The eating is loud and faintly comic. The first bite cracks like a knuckle, the jaw has to commit, and there is a beat of resistance before the rind shears and the fat releases against the roof of the mouth. Shards work into the gaps between the teeth and the seam where the slices meet. Somewhere in most packets is a single coarse bristle, left on by makers who treat it as a mark of honesty rather than a defect, and biting one is part of the deal. You finish with greased fingers, a salted mouth, and the specific satisfaction of having eaten a bar snack with both hands.

It belongs to a small genre of British sandwiches that exist to make a snack into a meal, and it is the most extreme of them.
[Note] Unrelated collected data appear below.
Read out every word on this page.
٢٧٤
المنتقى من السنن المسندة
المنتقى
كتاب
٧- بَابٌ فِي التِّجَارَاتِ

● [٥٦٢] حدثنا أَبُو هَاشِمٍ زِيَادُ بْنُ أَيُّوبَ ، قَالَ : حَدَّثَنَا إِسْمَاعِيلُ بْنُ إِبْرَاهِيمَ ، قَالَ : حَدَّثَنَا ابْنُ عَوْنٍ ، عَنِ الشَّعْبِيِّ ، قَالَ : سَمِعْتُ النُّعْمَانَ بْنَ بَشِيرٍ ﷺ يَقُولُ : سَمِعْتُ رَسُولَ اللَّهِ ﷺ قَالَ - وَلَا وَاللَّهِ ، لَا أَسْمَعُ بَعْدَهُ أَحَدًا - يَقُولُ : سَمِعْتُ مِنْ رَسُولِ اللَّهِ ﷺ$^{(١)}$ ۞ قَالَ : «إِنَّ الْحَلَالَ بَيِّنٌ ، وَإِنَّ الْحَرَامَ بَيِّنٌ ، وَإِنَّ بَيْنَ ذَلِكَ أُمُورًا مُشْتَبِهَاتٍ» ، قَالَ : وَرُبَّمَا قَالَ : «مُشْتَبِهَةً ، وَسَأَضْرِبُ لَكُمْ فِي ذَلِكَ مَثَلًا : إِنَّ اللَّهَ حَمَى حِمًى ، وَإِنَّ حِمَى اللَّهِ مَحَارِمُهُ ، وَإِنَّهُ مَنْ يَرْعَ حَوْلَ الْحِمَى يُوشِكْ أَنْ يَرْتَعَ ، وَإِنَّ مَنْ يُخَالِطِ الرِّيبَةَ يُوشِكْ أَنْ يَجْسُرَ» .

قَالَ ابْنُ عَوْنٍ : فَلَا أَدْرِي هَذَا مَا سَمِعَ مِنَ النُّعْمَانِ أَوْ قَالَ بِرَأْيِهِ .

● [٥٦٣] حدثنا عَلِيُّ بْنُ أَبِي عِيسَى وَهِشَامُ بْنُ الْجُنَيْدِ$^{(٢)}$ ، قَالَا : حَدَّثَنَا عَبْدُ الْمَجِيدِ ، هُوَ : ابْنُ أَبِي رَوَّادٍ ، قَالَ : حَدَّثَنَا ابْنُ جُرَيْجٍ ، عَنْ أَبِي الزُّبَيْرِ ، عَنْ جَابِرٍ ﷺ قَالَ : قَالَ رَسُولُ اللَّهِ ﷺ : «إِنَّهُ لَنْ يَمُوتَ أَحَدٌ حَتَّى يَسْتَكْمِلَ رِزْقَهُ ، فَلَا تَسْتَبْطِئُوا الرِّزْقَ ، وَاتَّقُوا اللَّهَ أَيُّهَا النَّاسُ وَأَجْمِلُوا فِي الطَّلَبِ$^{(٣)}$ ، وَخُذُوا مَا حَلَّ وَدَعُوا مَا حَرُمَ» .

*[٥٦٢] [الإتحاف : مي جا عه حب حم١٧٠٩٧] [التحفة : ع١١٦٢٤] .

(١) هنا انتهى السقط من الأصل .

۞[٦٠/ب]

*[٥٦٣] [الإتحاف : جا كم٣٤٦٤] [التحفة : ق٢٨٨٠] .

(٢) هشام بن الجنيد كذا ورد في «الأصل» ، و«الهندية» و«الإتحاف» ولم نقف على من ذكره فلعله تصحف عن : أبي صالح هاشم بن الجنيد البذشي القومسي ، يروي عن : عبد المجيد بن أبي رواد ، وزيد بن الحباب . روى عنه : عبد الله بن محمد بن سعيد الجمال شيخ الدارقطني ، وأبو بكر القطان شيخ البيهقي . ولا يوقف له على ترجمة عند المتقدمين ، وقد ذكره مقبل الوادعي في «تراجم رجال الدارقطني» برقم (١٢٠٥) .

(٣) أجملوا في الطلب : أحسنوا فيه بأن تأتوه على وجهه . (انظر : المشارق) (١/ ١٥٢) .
The crisp sandwich is its gentler cousin, a packet of crisps in buttered bread for the crunch, and the chip butty is the hot-potato version, but both of those use a filling that flattens and yields. The scratching sandwich keeps a filling that fights the teeth, and that resistance is why it stays a regional curiosity rather than a national habit. It is not pork crackling between bread, either: crackling is the lighter, blistered skin off a Sunday roast, eaten warm and brittle, while the scratching is the dense, dried, fat-backed snack version, and swapping one for the other changes both the bag and the sandwich.
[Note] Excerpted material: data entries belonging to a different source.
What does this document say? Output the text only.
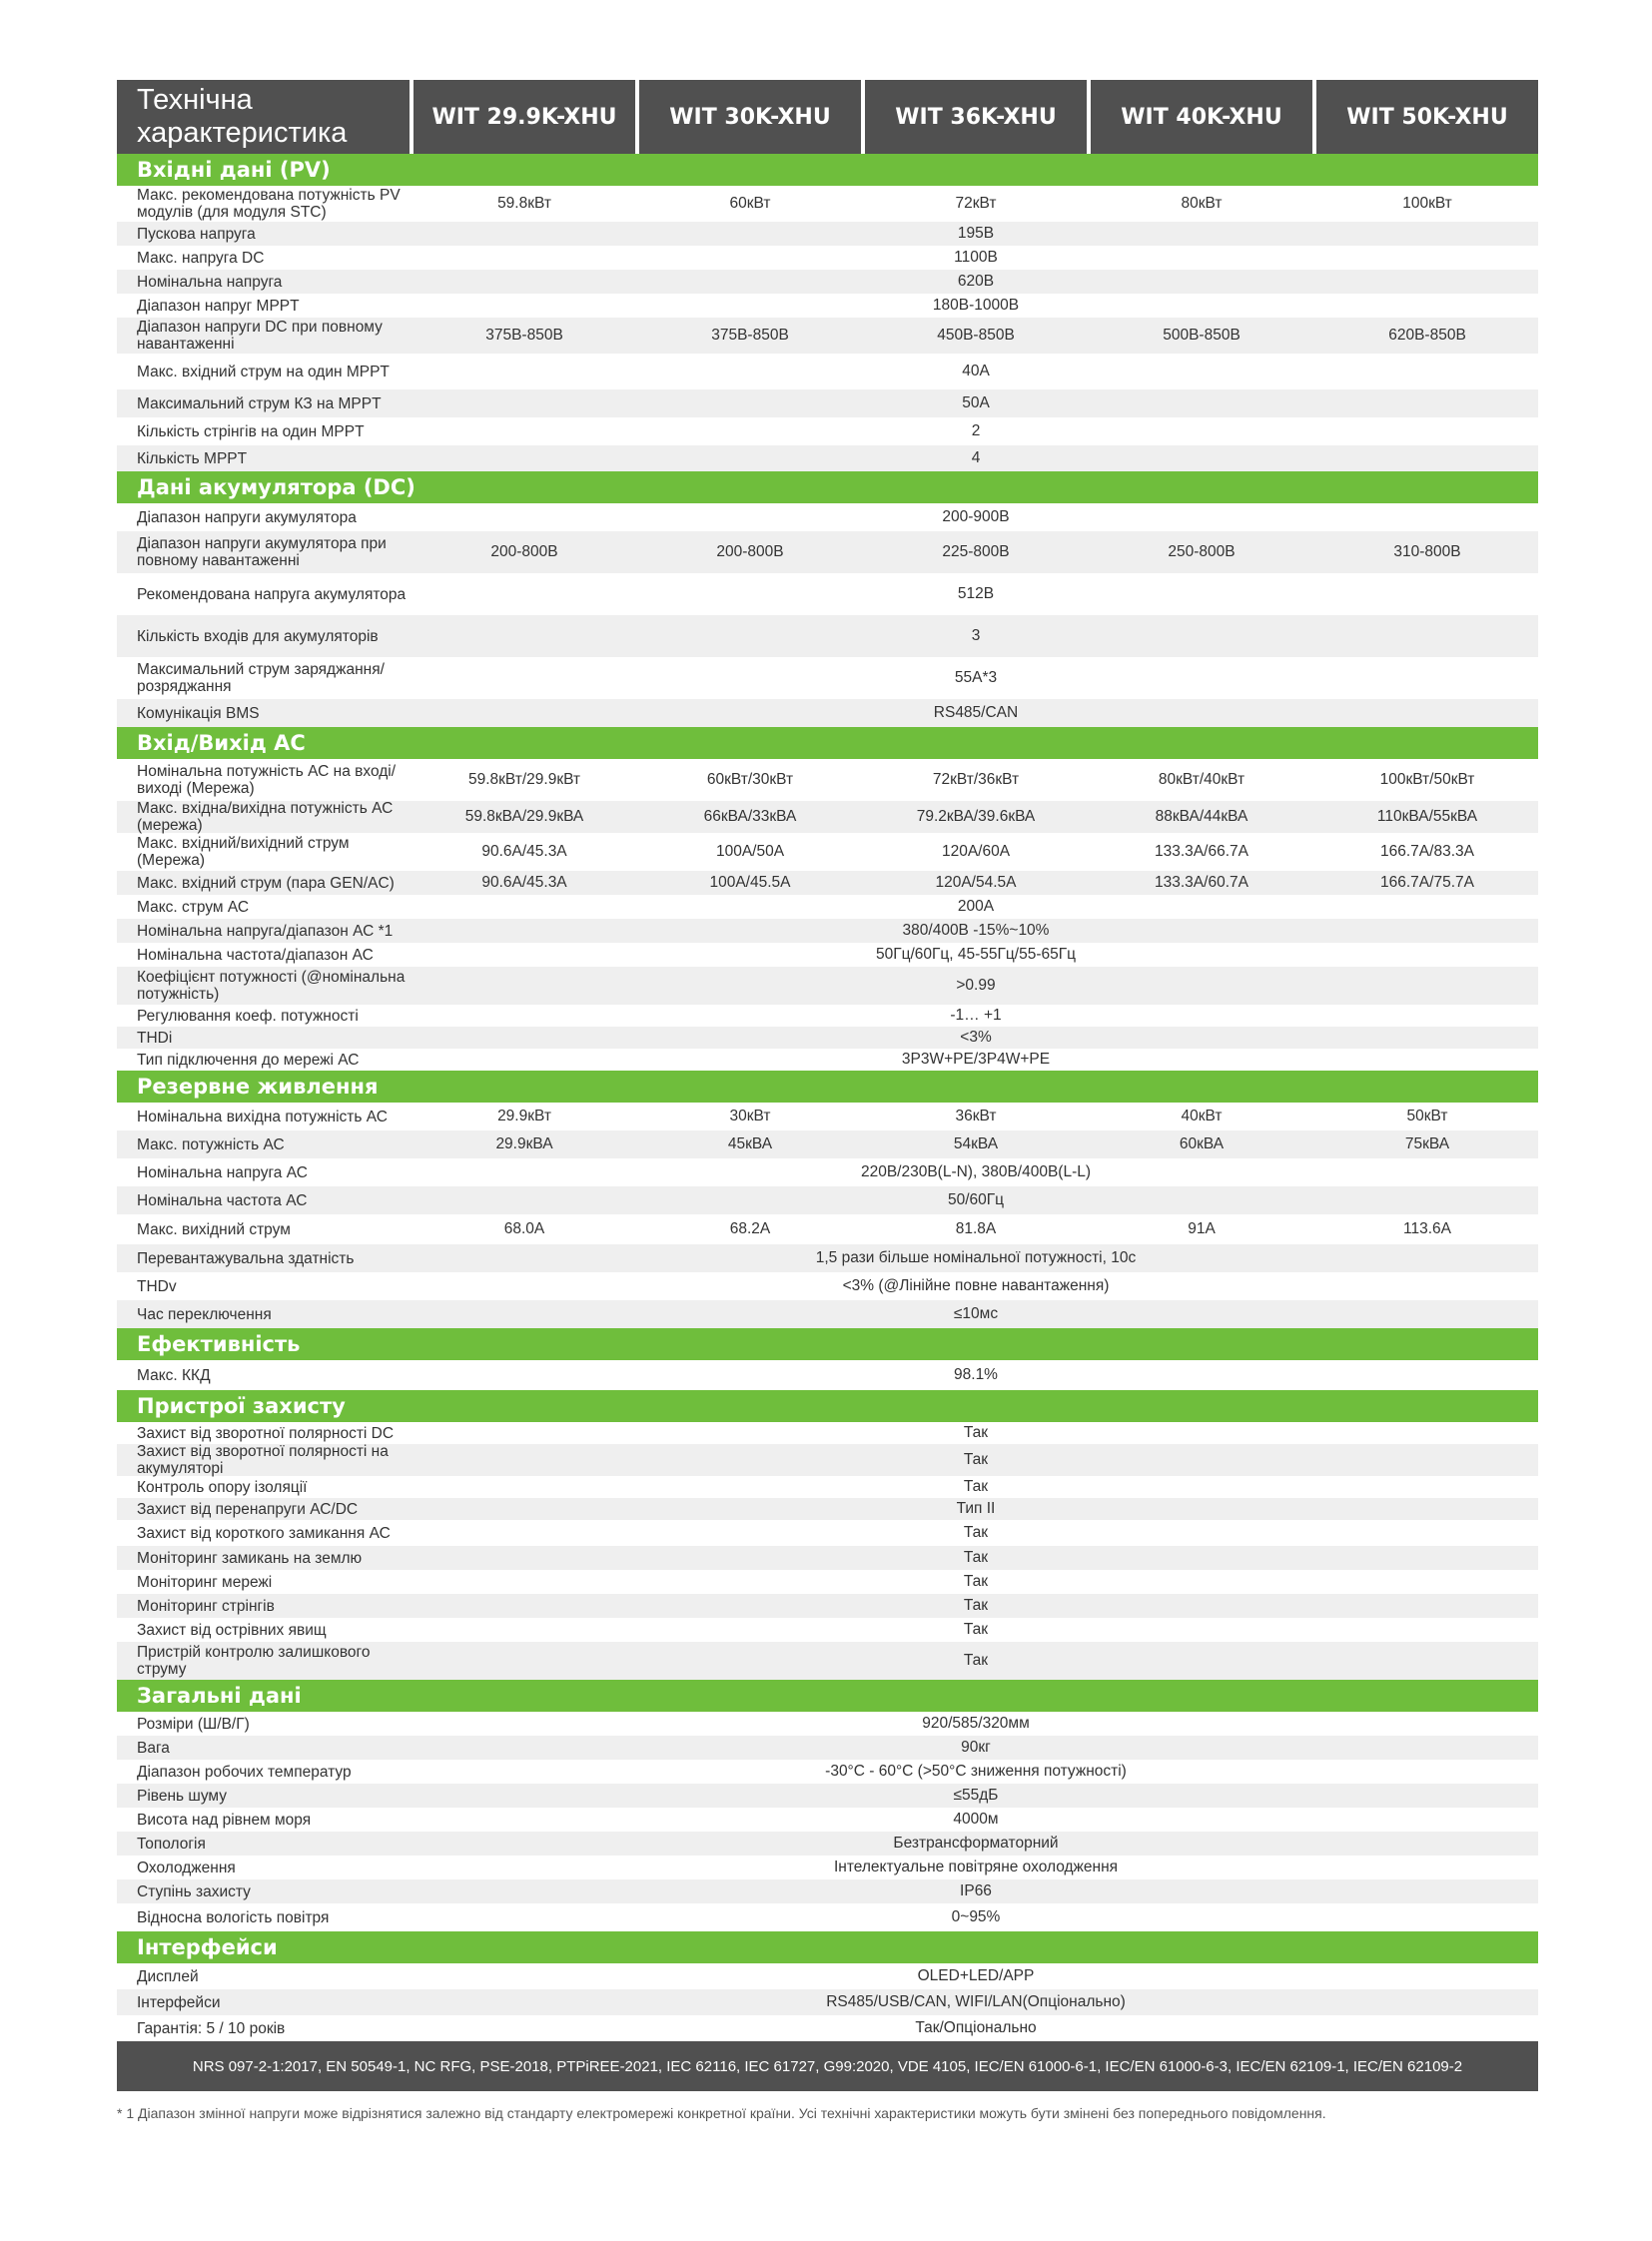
Технічна характеристика	WIT 29.9K-XHU	WIT 30K-XHU	WIT 36K-XHU	WIT 40K-XHU	WIT 50K-XHU
Вхідні дані (PV)
Макс. рекомендована потужність PV модулів (для модуля STC)
59.8кВт	60кВт	72кВт	80кВт	100кВт
Пускова напруга	195В
Макс. напруга DC	1100В
Номінальна напруга	620В
Діапазон напруг MPPT	180В-1000В
Діапазон напруги DC при повному навантаженні
375В-850В	375В-850В	450В-850В	500В-850В	620В-850В
Макс. вхідний струм на один MPPT	40А
Максимальний струм КЗ на MPPT	50А
Кількість стрінгів на один MPPT	2
Кількість MPPT	4
Дані акумулятора (DC)
Діапазон напруги акумулятора	200-900В
Діапазон напруги акумулятора при повному навантаженні
200-800В	200-800В	225-800В	250-800В	310-800В
Рекомендована напруга акумулятора	512В
Кількість входів для акумуляторів	3
Максимальний струм заряджання/розряджання
55А*3
Комунікація BMS	RS485/CAN
Вхід/Вихід АС
Номінальна потужність АС на вході/виході (Мережа)
59.8кВт/29.9кВт	60кВт/30кВт	72кВт/36кВт	80кВт/40кВт	100кВт/50кВт
Макс. вхідна/вихідна потужність АС (мережа)
59.8кВА/29.9кВА	66кВА/33кВА	79.2кВА/39.6кВА	88кВА/44кВА	110кВА/55кВА
Макс. вхідний/вихідний струм (Мережа)
90.6А/45.3А	100А/50А	120А/60А	133.3А/66.7А	166.7А/83.3А
Макс. вхідний струм (пара GEN/AC)	90.6А/45.3А	100А/45.5А	120А/54.5А	133.3А/60.7А	166.7А/75.7А
Макс. струм АС	200А
Номінальна напруга/діапазон АС *1	380/400В -15%~10%
Номінальна частота/діапазон АС	50Гц/60Гц, 45-55Гц/55-65Гц
Коефіцієнт потужності (@номінальна потужність)
>0.99
Регулювання коеф. потужності	-1… +1
THDi	<3%
Тип підключення до мережі АС	3P3W+PE/3P4W+PE
Резервне живлення
Номінальна вихідна потужність АС	29.9кВт	30кВт	36кВт	40кВт	50кВт
Макс. потужність АС	29.9кВА	45кВА	54кВА	60кВА	75кВА
Номінальна напруга АС	220В/230В(L-N), 380В/400В(L-L)
Номінальна частота АС	50/60Гц
Макс. вихідний струм	68.0А	68.2А	81.8А	91А	113.6А
Перевантажувальна здатність	1,5 рази більше номінальної потужності, 10с
THDv	<3% (@Лінійне повне навантаження)
Час переключення	≤10мс
Ефективність
Макс. ККД	98.1%
Пристрої захисту
Захист від зворотної полярності DC	Так
Захист від зворотної полярності на акумуляторі
Так
Контроль опору ізоляції	Так
Захист від перенапруги АС/DC	Тип II
Захист від короткого замикання АС	Так
Моніторинг замикань на землю	Так
Моніторинг мережі	Так
Моніторинг стрінгів	Так
Захист від острівних явищ	Так
Пристрій контролю залишкового струму
Так
Загальні дані
Розміри (Ш/В/Г)	920/585/320мм
Вага	90кг
Діапазон робочих температур	-30°C - 60°C (>50°C зниження потужності)
Рівень шуму	≤55дБ
Висота над рівнем моря	4000м
Топологія	Безтрансформаторний
Охолодження	Інтелектуальне повітряне охолодження
Ступінь захисту	IP66
Відносна вологість повітря	0~95%
Інтерфейси
Дисплей	OLED+LED/APP
Інтерфейси	RS485/USB/CAN, WIFI/LAN(Опціонально)
Гарантія: 5 / 10 років	Так/Опціонально
NRS 097-2-1:2017, EN 50549-1, NC RFG, PSE-2018, PTPiREE-2021, IEC 62116, IEC 61727, G99:2020, VDE 4105, IEC/EN 61000-6-1, IEC/EN 61000-6-3, IEC/EN 62109-1, IEC/EN 62109-2
* 1 Діапазон змінної напруги може відрізнятися залежно від стандарту електромережі конкретної країни. Усі технічні характеристики можуть бути змінені без попереднього повідомлення.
What the scratching is not is a chicharrón or an American pork rind, and the difference is structural. Those are puffed light, all air and shatter, with the fat rendered away to nothing. The British scratching keeps the fat as a deliberate seam under the skin, which is the layer that smears into the bread and makes the sandwich cohere at all. Strip that fat out and you have a crisp sandwich with a harder crisp; leave it in and you have this, a sandwich whose binding agent is rendered pig fat warmed by the pressure of your own hand.

A Black Country Snack Between Bread

The scratching itself is older than any record of putting it in bread, and its history runs through pig-keeping rather than through a cook. Across the rural West Midlands and the Black Country, households that kept a pig used every part of it, and the skin left after the fat was rendered down was salted and fried into scratchings as a matter of thrift. By the 1930s Black Country butchers were selling them over the counter, sometimes hot and fresh, sometimes cold in a salted paper bag, and the snack settled into the pubs of Dudley, Sandwell, Walsall, and Wolverhampton as a fixture of the bar.
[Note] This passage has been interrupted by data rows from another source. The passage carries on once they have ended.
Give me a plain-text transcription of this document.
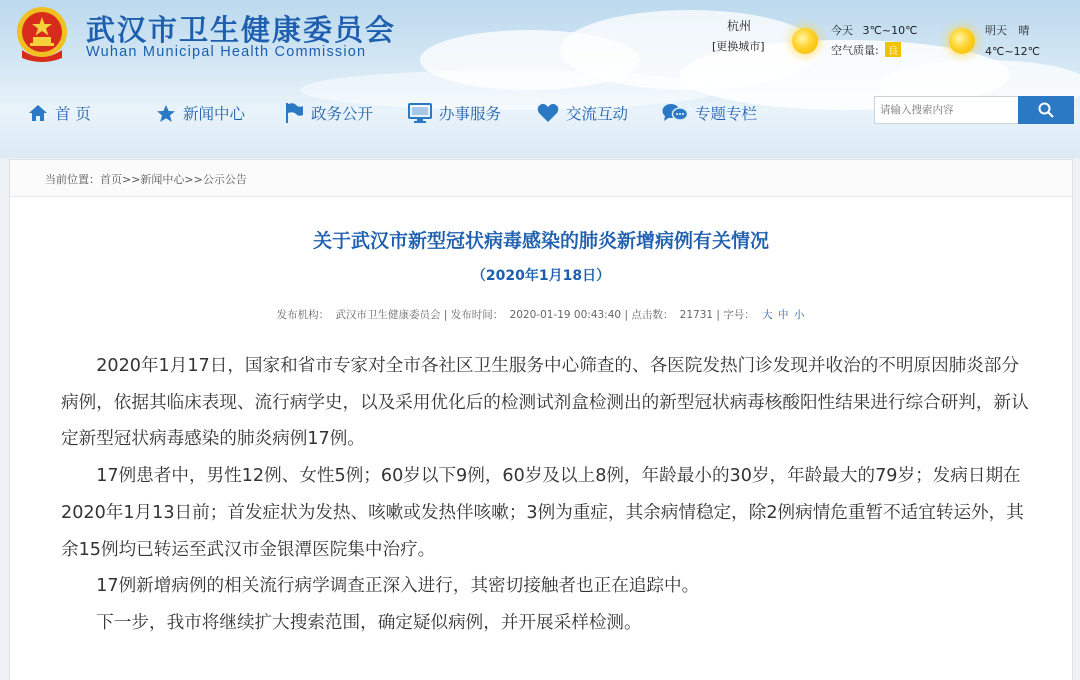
武汉市卫生健康委员会
Wuhan Municipal Health Commission
杭州
[更换城市]
今天 3℃~10℃
空气质量: 良
明天 晴
4℃~12℃
首 页	新闻中心	政务公开	办事服务	交流互动	专题专栏
请输入搜索内容
当前位置：首页>>新闻中心>>公示公告
关于武汉市新型冠状病毒感染的肺炎新增病例有关情况
（2020年1月18日）
发布机构： 武汉市卫生健康委员会 | 发布时间： 2020-01-19 00:43:40 | 点击数： 21731 | 字号： 大 中 小

2020年1月17日，国家和省市专家对全市各社区卫生服务中心筛查的、各医院发热门诊发现并收治的不明原因肺炎部分病例，依据其临床表现、流行病学史，以及采用优化后的检测试剂盒检测出的新型冠状病毒核酸阳性结果进行综合研判，新认定新型冠状病毒感染的肺炎病例17例。

17例患者中，男性12例、女性5例；60岁以下9例，60岁及以上8例，年龄最小的30岁，年龄最大的79岁；发病日期在2020年1月13日前；首发症状为发热、咳嗽或发热伴咳嗽；3例为重症，其余病情稳定，除2例病情危重暂不适宜转运外，其余15例均已转运至武汉市金银潭医院集中治疗。

17例新增病例的相关流行病学调查正深入进行，其密切接触者也正在追踪中。

下一步，我市将继续扩大搜索范围，确定疑似病例，并开展采样检测。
The sandwich on top of all that is a private, throwaway act, the kind a regular performs with a packet bought at the bar and a loaf brought from home, so it leaves no paper trail and no name attached. The trade beneath it is the documented part. Mr Porky, the brand on a large share of British bar counters, has been frying scratchings for more than sixty years and now runs out of a plant in Westhoughton near Bolton after Tayto bought its parent in 2008; the packets are still salted hard for exactly the standing-at-the-bar appetite the sandwich interrupts.

The making never left the Black Country. Black Country Snacks set up on a farm in the region in 1989 and was producing its own scratchings by 1995 out of a depot in Walsall, one of a cluster of small family firms that still fry rind within a few miles of the pubs that sell it. In one of those pubs, somebody now and then asks for a couple of slices and a packet, butters the bread, presses the curls of rind flat, and turns a snack built for a quick salty mouthful at the bar into something they have to sit down to finish.